Our Career Columnist Adam Leffert‘s (www.leffert.com) response to this question.

I’m a full-stack contract developer.

Sometimes I’m hired to work as part of a development team. At those times, I may be working on only one part of the stack: web front end, database, etc.

As for “knowing every aspect”, of course it depends on the individual developer, and on how high you set the bar for expertise.

Anyone can call themselves a “full-stack developer”, so there are probably lots of bad ones out there. You could point to them having spread themselves too thin as the cause their lack of skill in one area. All professionals are responsible for knowing the limits of their abilities, so in these cases the dev either isn’t honest, or isn’t informed enough to know when they’re in over their head.
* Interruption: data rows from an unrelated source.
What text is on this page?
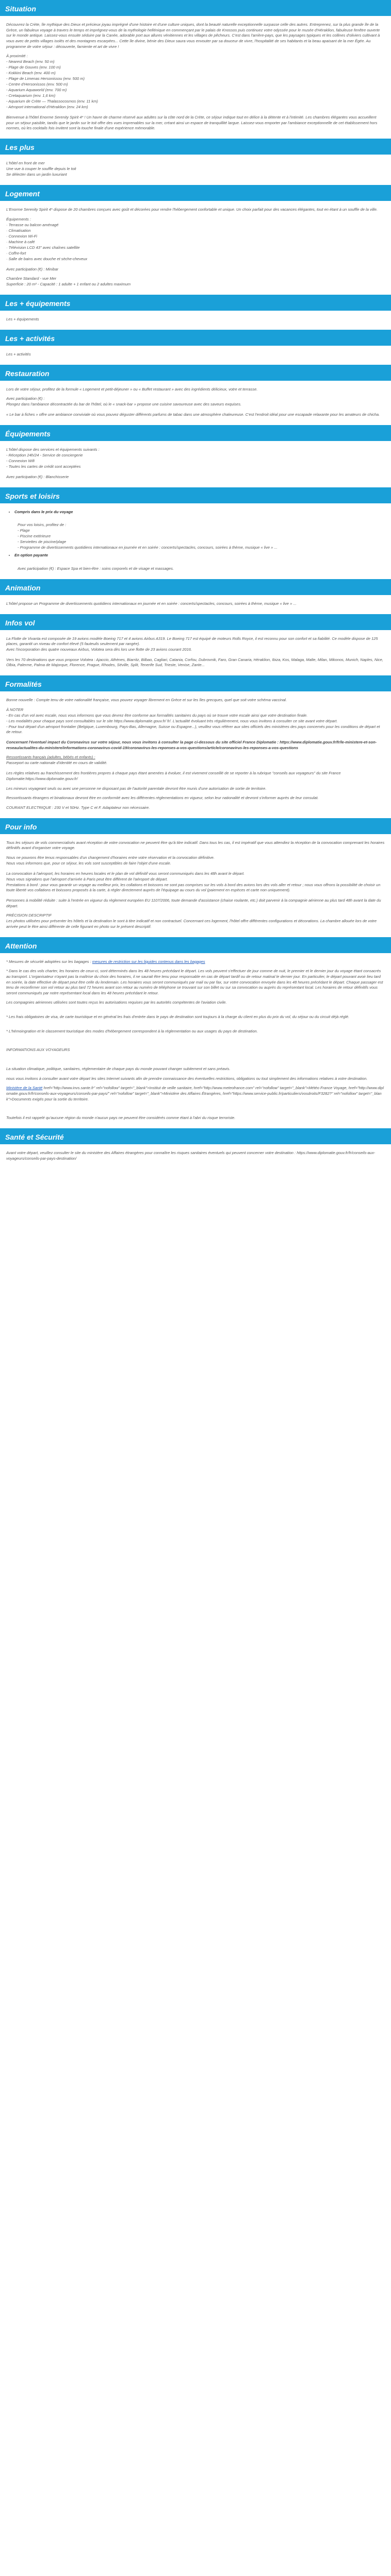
Situation

Découvrez la Crète, île mythique des Dieux et précieux joyau imprégné d'une histoire et d'une culture uniques, dont la beauté naturelle exceptionnelle surpasse celle des autres. Entreprenez, sur la plus grande île de la Grèce, un fabuleux voyage à travers le temps et imprégnez-vous de la mythologie hellénique en commençant par le palais de Knossos puis continuez votre odyssée pour le musée d'Héraklion, fabuleuse fenêtre ouverte sur le monde antique. Laissez-vous ensuite séduire par la Canée, adorable port aux allures vénitiennes et les villages de pêcheurs. C'est dans l'arrière-pays, que les paysages typiques et les collines d'oliviers cultivant à vous avec de petits villages isolés et des montagnes escarpées... Cette île divine, bénie des Dieux saura vous envouter par sa douceur de vivre, l'hospitalité de ses habitants et la beau apaisant de la mer Égée. Au programme de votre séjour : découverte, farniente et art de vivre !

À proximité :
- Nearest Beach (env. 50 m)
- Plage de Gouves (env. 100 m)
- Kokkini Beach (env. 400 m)
- Plage de Limenas Hersonissou (env. 500 m)
- Centre d'Hersonissos (env. 500 m)
- Aquarium Aquaworld (env. 700 m)
- Cretaquarium (env. 1,6 km)
- Aquarium de Crète — Thalassocosmos (env. 11 km)
- Aéroport international d'Héraklion (env. 24 km)

Bienvenue à l'hôtel Enorme Serenity Spirit 4* ! Un havre de charme réservé aux adultes sur la côte nord de la Crète, ce séjour indique tout en délice à la détente et à l'intimité. Les chambres élégantes vous accueillent pour un séjour paisible, tandis que le jardin sur le toit offre des vues imprenables sur la mer, créant ainsi un espace de tranquillité largue. Laissez-vous emporter par l'ambiance exceptionnelle de cet établissement hors normes, où les cocktails fois invitent sont la touche finale d'une expérience mémorable.

Les plus
L'hôtel en front de mer
Une vue à couper le souffle depuis le toit
Se délecter dans un jardin luxuriant
Logement

L'Enorme Serenity Spirit 4* dispose de 20 chambres conçues avec goût et décorées pour rendre l'hébergement confortable et unique. Un choix parfait pour des vacances élégantes, tout en étant à un souffle de la ville.

Équipements :
· Terrasse ou balcon aménagé
· Climatisation
· Connexion Wi-Fi
· Machine à café
· Télévision LCD 43'' avec chaînes satellite
· Coffre-fort
· Salle de bains avec douche et sèche-cheveux

Avec participation (€) : Minibar

Chambre Standard - vue Mer
Superficie : 20 m² - Capacité : 1 adulte + 1 enfant ou 2 adultes maximum
Les + équipements

Les + équipements

Les + activités

Les + activités

Restauration

Lors de votre séjour, profitez de la formule « Logement et petit-déjeuner » ou « Buffet restaurant » avec des ingrédients délicieux, votre et terrasse.

Avec participation (€) :
Plongez dans l'ambiance décontractée du bar de l'hôtel, où le « snack-bar » propose une cuisine savoureuse avec des saveurs exquises.

« Le bar à fiches » offre une ambiance conviviale où vous pouvez déguster différents parfums de tabac dans une atmosphère chaleureuse. C'est l'endroit idéal pour une escapade relaxante pour les amateurs de chicha.

Équipements
L'hôtel dispose des services et équipements suivants :
- Réception 24h/24 - Service de conciergerie
- Connexion Wifi
- Toutes les cartes de crédit sont acceptées

Avec participation (€) : Blanchisserie

Sports et loisirs
• Compris dans le prix du voyage
Pour vos loisirs, profitez de :
- Plage
- Piscine extérieure
- Serviettes de piscine/plage
- Programme de divertissements quotidiens internationaux en journée et en soirée : concerts/spectacles, concours, soirées à thème, musique « live » ...
• En option payante
Avec participation (€) : Espace Spa et bien-être : soins corporels et de visage et massages.
Animation

L'hôtel propose un Programme de divertissements quotidiens internationaux en journée et en soirée : concerts/spectacles, concours, soirées à thème, musique « live » ...

Infos vol
La Flotte de Vivanta est composée de 19 avions modèle Boeing 717 et 4 avions Airbus A319. Le Boeing 717 est équipé de moteurs Rolls Royce, il est reconnu pour son confort et sa fiabilité. Ce modèle dispose de 125 places, garantit un niveau de confort élevé (5 fauteuils seulement par rangée).
Avec l'incorporation des quatre nouveaux Airbus, Volotea sera dès lors une flotte de 23 avions courant 2016.

Vers les 70 destinations que vous propose Volotea : Ajaccio, Athènes, Biarritz, Bilbao, Cagliari, Catania, Corfou, Dubrovnik, Faro, Gran Canaria, Héraklion, Ibiza, Kos, Malaga, Malte, Milan, Mikonos, Munich, Naples, Nice, Olbia, Palerme, Palma de Majorque, Florence, Prague, Rhodes, Séville, Split, Tenerife Sud, Trieste, Venise, Zante...

Formalités

Bonne nouvelle : Compte tenu de votre nationalité française, vous pouvez voyager librement en Grèce et sur les îles grecques, quel que soit votre schéma vaccinal.

À NOTER
- En cas d'un vol avec escale, nous vous informons que vous devrez être conforme aux formalités sanitaires du pays où se trouve votre escale ainsi que votre destination finale.
- Les modalités pour chaque pays sont consultables sur le site https://www.diplomatie.gouv.fr/ fr/. L'actualité évoluant très régulièrement, nous vous invitons à consulter ce site avant votre départ.
- Pour tout départ d'un aéroport frontalier (Belgique, Luxembourg, Pays-Bas, Allemagne, Suisse ou Espagne...), veuillez vous référer aux sites officiels des ministères des pays concernés pour les conditions de départ et de retour.

Concernant l'éventuel impact du Coronavirus sur votre séjour, nous vous invitons à consulter la page ci-dessous du site officiel France Diplomatie : https://www.diplomatie.gouv.fr/fr/le-ministere-et-son-reseau/actualites-du-ministere/informations-coronavirus-covid-19/coronavirus-les-reponses-a-vos-questions/article/coronavirus-les-reponses-a-vos-questions

Ressortissants français (adultes, bébés et enfants) :
Passeport ou carte nationale d'identité en cours de validité.

Les règles relatives au franchissement des frontières propres à chaque pays étant amenées à évoluer, il est vivement conseillé de se reporter à la rubrique "conseils aux voyageurs" du site France Diplomatie:https://www.diplomatie.gouv.fr/

Les mineurs voyageant seuls ou avec une personne ne disposant pas de l'autorité parentale devront être munis d'une autorisation de sortie de territoire.

Ressortissants étrangers et binationaux devront être en conformité avec les différentes réglementations en vigueur, selon leur nationalité et devront s'informer auprès de leur consulat.

COURANT ELECTRIQUE : 230 V et 50Hz. Type C et F. Adaptateur non nécessaire.

Pour info

Tous les séjours de vols commercialisés avant réception de votre convocation ne peuvent être qu'à titre indicatif. Dans tous les cas, il est impératif que vous attendiez la réception de la convocation comprenant les horaires définitifs avant d'organiser votre voyage.

Nous ne pouvons être tenus responsables d'un changement d'horaires entre votre réservation et la convocation définitive.
Nous vous informons que, pour ce séjour, les vols sont susceptibles de faire l'objet d'une escale.
La convocation à l'aéroport, les horaires en heures locales et le plan de vol définitif vous seront communiqués dans les 48h avant le départ.
Nous vous signalons que l'aéroport d'arrivée à Paris peut être différent de l'aéroport de départ.
Prestations à bord : pour vous garantir un voyage au meilleur prix, les collations et boissons ne sont pas comprises sur les vols à bord des avions lors des vols aller et retour ; nous vous offrons la possibilité de choisir un toute liberté vos collations et boissons proposés à la carte, à régler directement auprès de l'équipage au cours du vol (paiement en espèces et carte non uniquement).

Personnes à mobilité réduite : suite à l'entrée en vigueur du règlement européen EU 1107/2006, toute demande d'assistance (chaise roulante, etc.) doit parvenir à la compagnie aérienne au plus tard 48h avant la date du départ.

PRÉCISION DESCRIPTIF
Les photos utilisées pour présenter les hôtels et la destination le sont à titre indicatif et non contractuel. Concernant ces logement, l'hôtel offre différentes configurations et décorations. La chambre allouée lors de votre arrivée peut le être ainsi différente de celle figurant en photo sur le présent descriptif.
Attention

* Mesures de sécurité adoptées sur les bagages : mesures de restriction sur les liquides contenus dans les bagages

* Dans le cas des vols charter, les horaires de ceux-ci, sont déterminés dans les 48 heures précédant le départ. Les vols peuvent s'effectuer de jour comme de nuit, le premier et le dernier jour du voyage étant consacrés au transport. L'organisateur n'ayant pas la maîtrise du choix des horaires, il ne saurait être tenu pour responsable en cas de départ tardif ou de retour matinal le dernier jour. En particulier, le départ pouvant avoir lieu tard en soirée, la date effective de départ peut être celle du lendemain. Les horaires vous seront communiqués par mail ou par fax, sur votre convocation envoyée dans les 48 heures précédant le départ. Chaque passager est tenu de reconfirmer son vol retour au plus tard 72 heures avant son retour au numéro de téléphone se trouvant sur son billet ou sur sa convocation ou auprès du représentant local. Les horaires de retour définitifs vous seront communiqués par notre représentant local dans les 48 heures précédant le retour.

Les compagnies aériennes utilisées sont toutes reçus les autorisations requises par les autorités compétentes de l'aviation civile.

* Les frais obligatoires de visa, de carte touristique et en général les frais d'entrée dans le pays de destination sont toujours à la charge du client en plus du prix du vol, du séjour ou du circuit déjà réglé.

* L'hémoingration et le classement touristique des modes d'hébergement correspondent à la réglementation ou aux usages du pays de destination.

INFORMATIONS AUX VOYAGEURS

La situation climatique, politique, sanitaires, réglementaire de chaque pays du monde pouvant changer subitement et sans préavis.

nous vous invitons à consulter avant votre départ les sites Internet suivants afin de prendre connaissance des éventuelles restrictions, obligations ou tout simplement des informations relatives à votre destination.

Ministère de la Santé href="http://www.invs.sante.fr" rel="nofollow" target="_blank">Institut de veille sanitaire, href="http://www.meteofrance.com" rel="nofollow" target="_blank">Météo France Voyage, href="http://www.diplomatie.gouv.fr/fr/conseils-aux-voyageurs/conseils-par-pays/" rel="nofollow" target="_blank">Ministère des Affaires Étrangères, href="https://www.service-public.fr/particuliers/vosdroits/F3282?" rel="nofollow" target="_blank">Documents exigés pour la sortie du territoire.

Toutefois il est rappelé qu'aucune région du monde n'aucun pays ne peuvent être considérés comme étant à l'abri du risque terroriste.

Santé et Sécurité

Avant votre départ, veuillez consulter le site du ministère des Affaires étrangères pour connaître les risques sanitaires éventuels qui peuvent concerner votre destination : https://www.diplomatie.gouv.fr/fr/conseils-aux-voyageurs/conseils-par-pays-destination/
Full-stack developers are popular for two reasons:

1) For a small project, if the developer is very good, the arrangement can be extremely productive for the client.

I go to a meeting with the client. We discuss some area of the specification.
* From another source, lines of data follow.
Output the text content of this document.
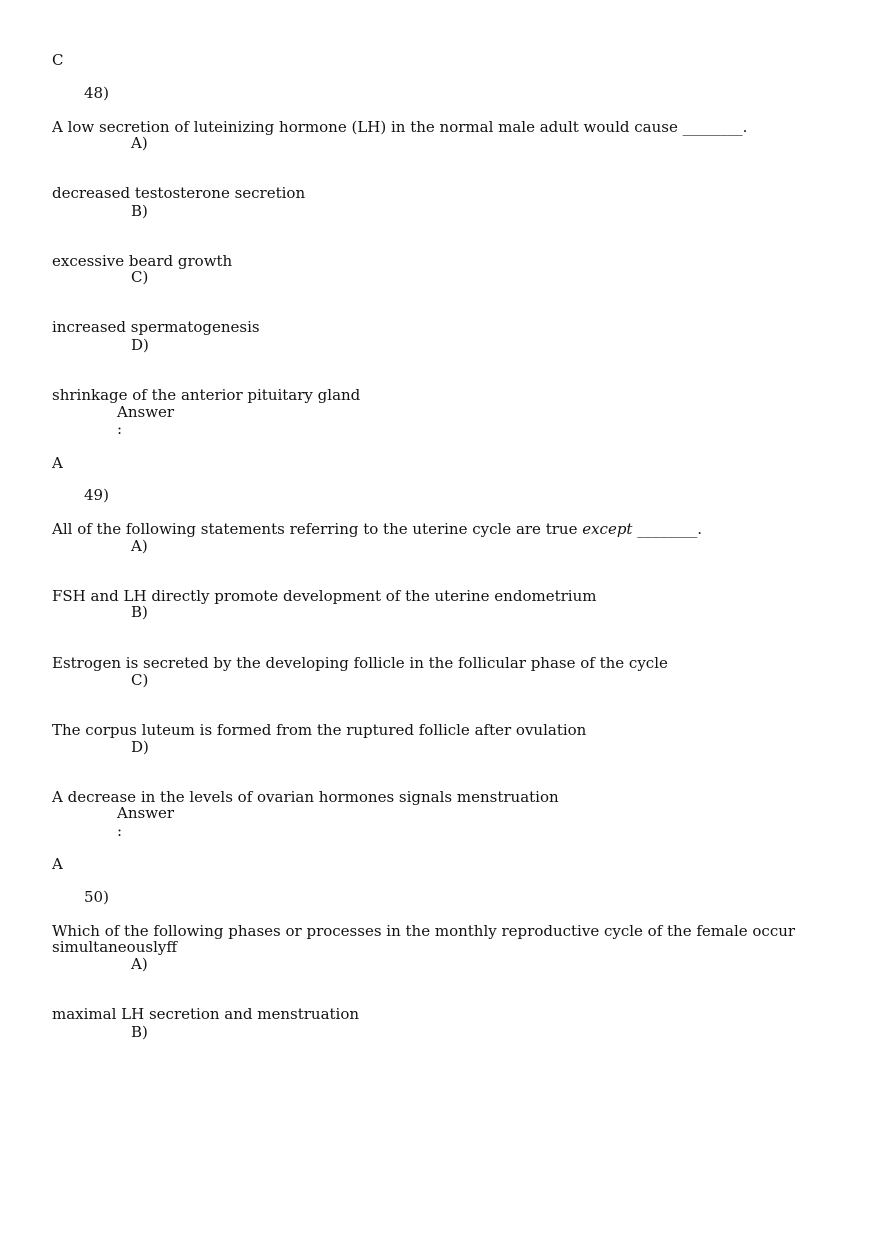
C
48)
A low secretion of luteinizing hormone (LH) in the normal male adult would cause ________.
A)
decreased testosterone secretion
B)
excessive beard growth
C)
increased spermatogenesis
D)
shrinkage of the anterior pituitary gland
Answer
:
A
49)
All of the following statements referring to the uterine cycle are true except ________.
A)
FSH and LH directly promote development of the uterine endometrium
B)
Estrogen is secreted by the developing follicle in the follicular phase of the cycle
C)
The corpus luteum is formed from the ruptured follicle after ovulation
D)
A decrease in the levels of ovarian hormones signals menstruation
Answer
:
A
50)
Which of the following phases or processes in the monthly reproductive cycle of the female occur
simultaneouslyff
A)
maximal LH secretion and menstruation
B)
As soon as the issue is clear, I’ve already thought of the changes I need to make to the database, middle-tier code and UI to support this new understanding.

I go home, make the changes, test and deploy.

No broken API’s.

On a team, I’d have to have one or more meetings with the other developers. Maybe the db person doesn’t agree my my approach to solving the problem. We debate. Maybe they don’t want to do the extra work, or the new approach violates their concept of elegant db design. We may compromise. Maybe the db person has a different understanding of the goal of the feature.

Or the db person is in the meeting, too. Now we’re arguing in front of the client. So we decide to “take this one off-line” and it gets added to a list of issues to work out later.

You get the idea.

With larger projects, these frictions and communication issues are unavoidable. You can try to reduce them, but the challenge is always there.

2) I can work directly for a business client, without having to hire and manage a team.

I meet a businessperson who needs to create a web-based system to do X.

She describes the business problem. We design a solution. We agile our way through design, development, deployment, documentation and support.

I don’t have to gather a team of workers, manage them and charge the client extra for the time spent supervising them, or a rainy-day fund to pay for the times when one of the workers is going to flake out, quit, etc.

With the right developer and the right project, full-stack development can work very well.